Ist das die Botschaft Jesu? Heißt sie: Auf Erden gibt es keine Gerechtigkeit? Der Ausgleich kommt erst in der anderen Welt? Das hat man immer wieder Jesus und seiner Lehre vorgeworfen. Er habe im Grunde aufs Jenseits vertröstet, diese Welt aber so belassen, wie sie nun einmal ist: ungerecht und unbarmherzig! Doch das wäre ein völliges Missverständnis dessen, was Jeus gelehrt und gelebt hat. Denn Jesus nennt die Armen jetzt schon selig, und über die Reichen spricht er ein Wehe, das jetzt schon gilt. Darin besteht ja die Frohbotschaft. Sie ist keine Vertröstung, sondern eine Feststellung, eine ganz reale Erfahrung.
Um das Evangelium Jesu zu verstehen, brauche ich erlebte Beispiele, Menschen, bei denen ich gespürt habe, dass es wirklich so ist, wie Jesus sagt. Beim heutigen Evangelium sehe ich immer einen Mann vor mir, den ich in dem Jahr kennenlernen durfte, das ich 1990-91 in Rom verbracht habe. Ich wohnte am Stadtrand und musste mit dem Vorortezug in die Stadt zur Arbeit fahren. An einer Straßenkreuzung am Weg zum Bahnhof traf ich oft einen älteren Mann, der Papiertaschentücher und Feuerzeuge und einige andere Kleinigkeiten zu verkaufen suchte. Er erzählte mir, dass er aus Marokko stammte, zu Hause fünf Töchter hatte, denen er das wenige Geld, das er verdiente, zum Lebensunterhalt schickte. Leider habe ich seinen Namen vergessen, nicht aber sein strahlendes Lächeln. Ich fragte ihn immer, wie es ihm geht, und immer war die Antwort herzlich und ehrlich: sehr gut! Und er, der gläubige Moslem, zeigte dann zum Himmel.

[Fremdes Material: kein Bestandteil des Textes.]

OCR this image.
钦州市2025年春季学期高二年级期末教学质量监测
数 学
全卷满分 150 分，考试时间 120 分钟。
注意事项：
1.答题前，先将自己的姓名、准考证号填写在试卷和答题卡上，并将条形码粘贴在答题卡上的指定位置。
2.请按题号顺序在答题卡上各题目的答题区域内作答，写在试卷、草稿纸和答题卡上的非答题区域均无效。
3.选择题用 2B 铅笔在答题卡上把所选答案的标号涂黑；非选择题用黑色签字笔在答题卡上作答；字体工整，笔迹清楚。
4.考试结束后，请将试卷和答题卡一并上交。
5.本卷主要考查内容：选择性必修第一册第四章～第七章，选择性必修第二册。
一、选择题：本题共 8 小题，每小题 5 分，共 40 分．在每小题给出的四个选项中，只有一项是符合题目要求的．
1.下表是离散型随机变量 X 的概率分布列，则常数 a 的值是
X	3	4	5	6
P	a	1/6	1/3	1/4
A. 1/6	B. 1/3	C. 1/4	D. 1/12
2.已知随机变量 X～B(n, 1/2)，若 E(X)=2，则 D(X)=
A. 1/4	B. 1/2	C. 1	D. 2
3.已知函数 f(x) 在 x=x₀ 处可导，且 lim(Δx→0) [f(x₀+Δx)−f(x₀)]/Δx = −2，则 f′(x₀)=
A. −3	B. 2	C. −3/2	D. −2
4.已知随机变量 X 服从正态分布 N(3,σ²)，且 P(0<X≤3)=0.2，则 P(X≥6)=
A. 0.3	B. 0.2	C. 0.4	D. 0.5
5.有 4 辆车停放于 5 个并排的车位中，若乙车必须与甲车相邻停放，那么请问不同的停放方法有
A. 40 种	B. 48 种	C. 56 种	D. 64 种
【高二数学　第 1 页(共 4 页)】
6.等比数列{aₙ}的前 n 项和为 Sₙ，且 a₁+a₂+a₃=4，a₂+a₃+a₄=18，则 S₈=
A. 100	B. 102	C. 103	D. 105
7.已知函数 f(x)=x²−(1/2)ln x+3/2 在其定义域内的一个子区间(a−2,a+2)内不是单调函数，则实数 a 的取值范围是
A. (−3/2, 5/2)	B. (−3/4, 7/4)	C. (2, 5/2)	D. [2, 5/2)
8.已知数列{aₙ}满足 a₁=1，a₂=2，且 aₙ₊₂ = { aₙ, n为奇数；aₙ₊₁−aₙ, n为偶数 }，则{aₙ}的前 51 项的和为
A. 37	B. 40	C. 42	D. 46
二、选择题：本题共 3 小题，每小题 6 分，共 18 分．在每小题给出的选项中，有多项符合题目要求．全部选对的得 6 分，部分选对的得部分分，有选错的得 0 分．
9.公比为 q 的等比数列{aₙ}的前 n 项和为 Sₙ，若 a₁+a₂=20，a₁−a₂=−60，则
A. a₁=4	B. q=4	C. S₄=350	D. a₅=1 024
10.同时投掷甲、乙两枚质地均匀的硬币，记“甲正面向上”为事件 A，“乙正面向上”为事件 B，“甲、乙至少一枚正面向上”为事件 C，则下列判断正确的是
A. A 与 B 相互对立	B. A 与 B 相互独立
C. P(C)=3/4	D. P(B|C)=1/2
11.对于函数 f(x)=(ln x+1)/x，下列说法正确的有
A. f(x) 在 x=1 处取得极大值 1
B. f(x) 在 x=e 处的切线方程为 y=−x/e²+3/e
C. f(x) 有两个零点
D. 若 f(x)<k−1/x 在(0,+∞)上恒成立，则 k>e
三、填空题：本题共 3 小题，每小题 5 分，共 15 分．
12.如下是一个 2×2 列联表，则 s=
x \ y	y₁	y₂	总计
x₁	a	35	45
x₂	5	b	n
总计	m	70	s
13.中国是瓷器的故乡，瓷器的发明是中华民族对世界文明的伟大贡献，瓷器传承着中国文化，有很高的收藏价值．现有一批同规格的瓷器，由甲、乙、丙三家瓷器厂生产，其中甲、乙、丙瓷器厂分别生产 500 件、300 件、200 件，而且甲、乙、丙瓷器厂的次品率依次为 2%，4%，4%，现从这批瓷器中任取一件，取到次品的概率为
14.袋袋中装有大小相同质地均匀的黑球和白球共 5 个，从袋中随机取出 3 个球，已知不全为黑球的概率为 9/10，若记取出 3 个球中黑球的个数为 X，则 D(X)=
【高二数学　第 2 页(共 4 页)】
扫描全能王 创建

„Selig ihr Armen, denn euch gehört das Reich Gottes.“ Das ist nicht eine Vertröstung, sondern eine Erfahrung. Und ebenso ist es keine Drohung mit Strafe nach dem Tod, wenn Jesus sagt: „Weh euch, ihr Reichen, denn ihr habt euren Trost schon empfangen.“ Jesus will uns vor der Täuschung warnen, dass viel Geld und Spaß und Luxus schon glücklich machen. Der arme Moslem am Straßenrand in Rom hat mir mit seinem Lächeln und seinem Gottvertrauen etwas erschlossen, was ich hoffentlich nie vergessen werde. Er hat mir eine Quelle des Glücks und der Freude gezeigt, die jetzt schon zugänglich ist. Wenn ich an ihn und sein weiß Gott nicht bequemes Leben denke, dann vergeht mir das Jammern über manche Mühsal meines Alltags. Ich bin sicher, dass er ein Liebling Gottes ist, für den im Himmel ein Platz bereitet ist. Jesus will uns für solche Menschen die Augen öffnen.
Jesus stieg mit ihnen den Berg hinab. In der Ebene blieb er mit einer großen Schar seiner Jünger stehen und viele Menschen aus ganz Judäa und Jerusalem und dem Küstengebiet von Tyrus und Sidon waren gekommen. Er richtete seine Augen auf seine Jünger und sagte: Selig, ihr Armen, denn euch gehört das Reich Gottes. Selig, die ihr jetzt hungert, denn ihr werdet gesättigt werden. / Selig, die ihr jetzt weint, denn ihr werdet lachen. Selig seid ihr, wenn euch die Menschen hassen und wenn sie euch ausstoßen und schmähen und euren Namen in Verruf bringen um des Menschensohnes willen. Freut euch und jauchzt an jenem Tag; denn siehe, euer Lohn im Himmel wird groß sein. Denn ebenso haben es ihre Väter mit den Propheten gemacht. Doch weh euch, ihr Reichen; denn ihr habt euren Trost schon empfangen. Weh euch, die ihr jetzt satt seid; denn ihr werdet hungern. Weh, die ihr jetzt lacht; denn ihr werdet klagen und weinen. Weh, wenn euch alle Menschen loben. Denn ebenso haben es ihre Väter mit den falschen Propheten gemacht.